Although the airline has added new service from its Copenhagen hub to Seattle and reinstated New York John F. Kennedy—hubs for SkyTeam partner Delta Air Lines—reductions have been made across legacy Star Alliance destinations such as Chicago O’Hare, San Francisco and Newark. SAS’ Los Angeles and Boston routes have also seen decreases.
Additionally, Norse Atlantic Airways, another Scandinavian player in the long-haul market, has reduced its U.S. footprint. The airline has withdrawn its Oslo–Los Angeles service and cut capacity overall by 60%, offering 32,804 seats this summer. American Airlines, which operates only a single route between Copenhagen and Philadelphia, has trimmed capacity by 10%, while United Airlines’ reduction is a more modest 1.2%.
Only Delta is expanding its transatlantic offering from Scandinavia, boosting capacity by nearly 30% to 198,492 seats. The Atlanta-based carrier now flies from New York JFK to Copenhagen and Stockholm, alongside the new addition of Minneapolis–St. Paul to Copenhagen.
The shifting capacity landscape reveals uneven impacts across the Nordic countries. U.S.-bound seats from Denmark are down 23.6%, while Sweden and Norway have experienced steeper declines of 27.1% and 27%, respectively. The drop is particularly pronounced on key routes, including Stockholm–Newark (down 44.9%), Copenhagen–Chicago O’Hare (down 43.9%) and Copenhagen–San Francisco (down 49.3%).
Despite the U.S. reductions, SAS is operating its largest-ever summer network in terms of destinations and frequencies, adding 28 new routes across 17 countries. The move reflects a strategic shift to capitalize on intra-European travel and SkyTeam connectivity.

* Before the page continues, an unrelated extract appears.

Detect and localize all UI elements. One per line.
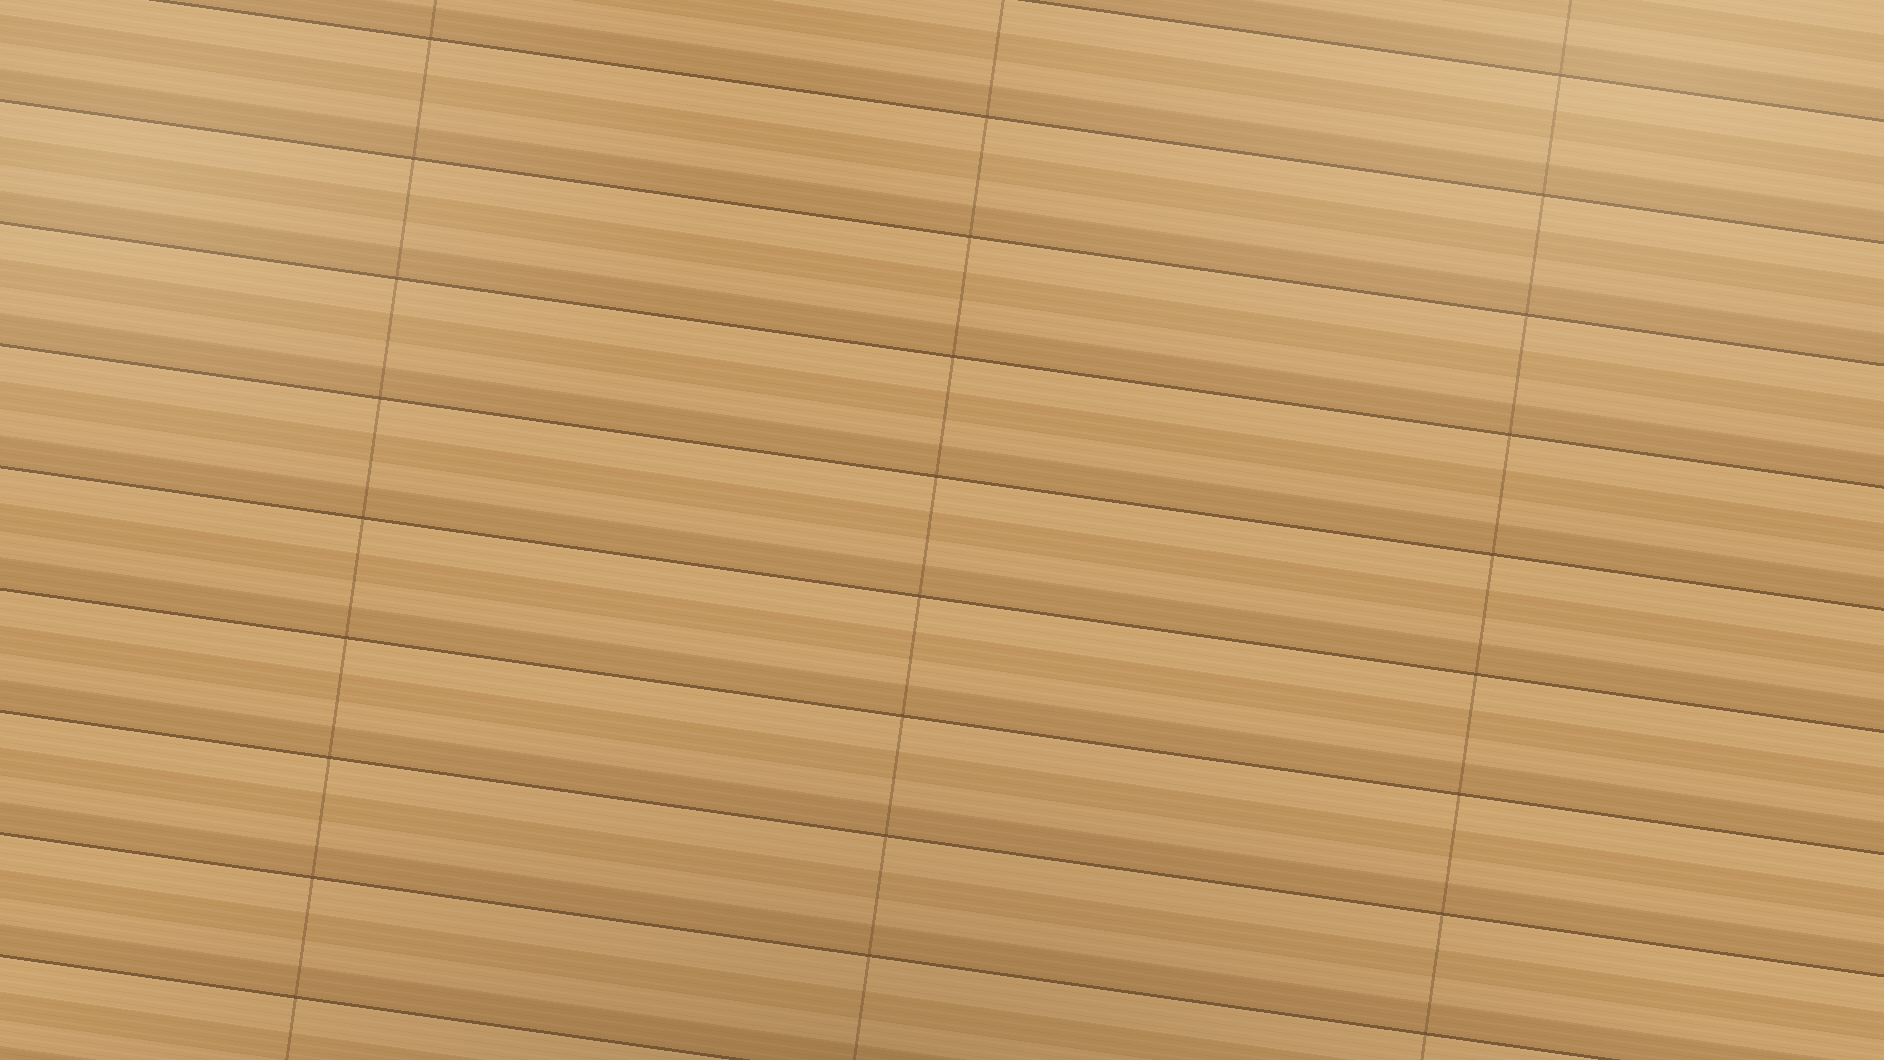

The airline also emphasized its continued economic importance, particularly in Denmark. A newly released report by SEO Amsterdam Economics found that SAS contributes €5.6 billion ($6.4 billion) to Denmark’s GDP and supports 45,000 jobs nationwide. Of that total, €1.5 billion and 9,000 jobs stem from direct operations, while tourism and trade effects account for €2.8 billion and 25,000 jobs.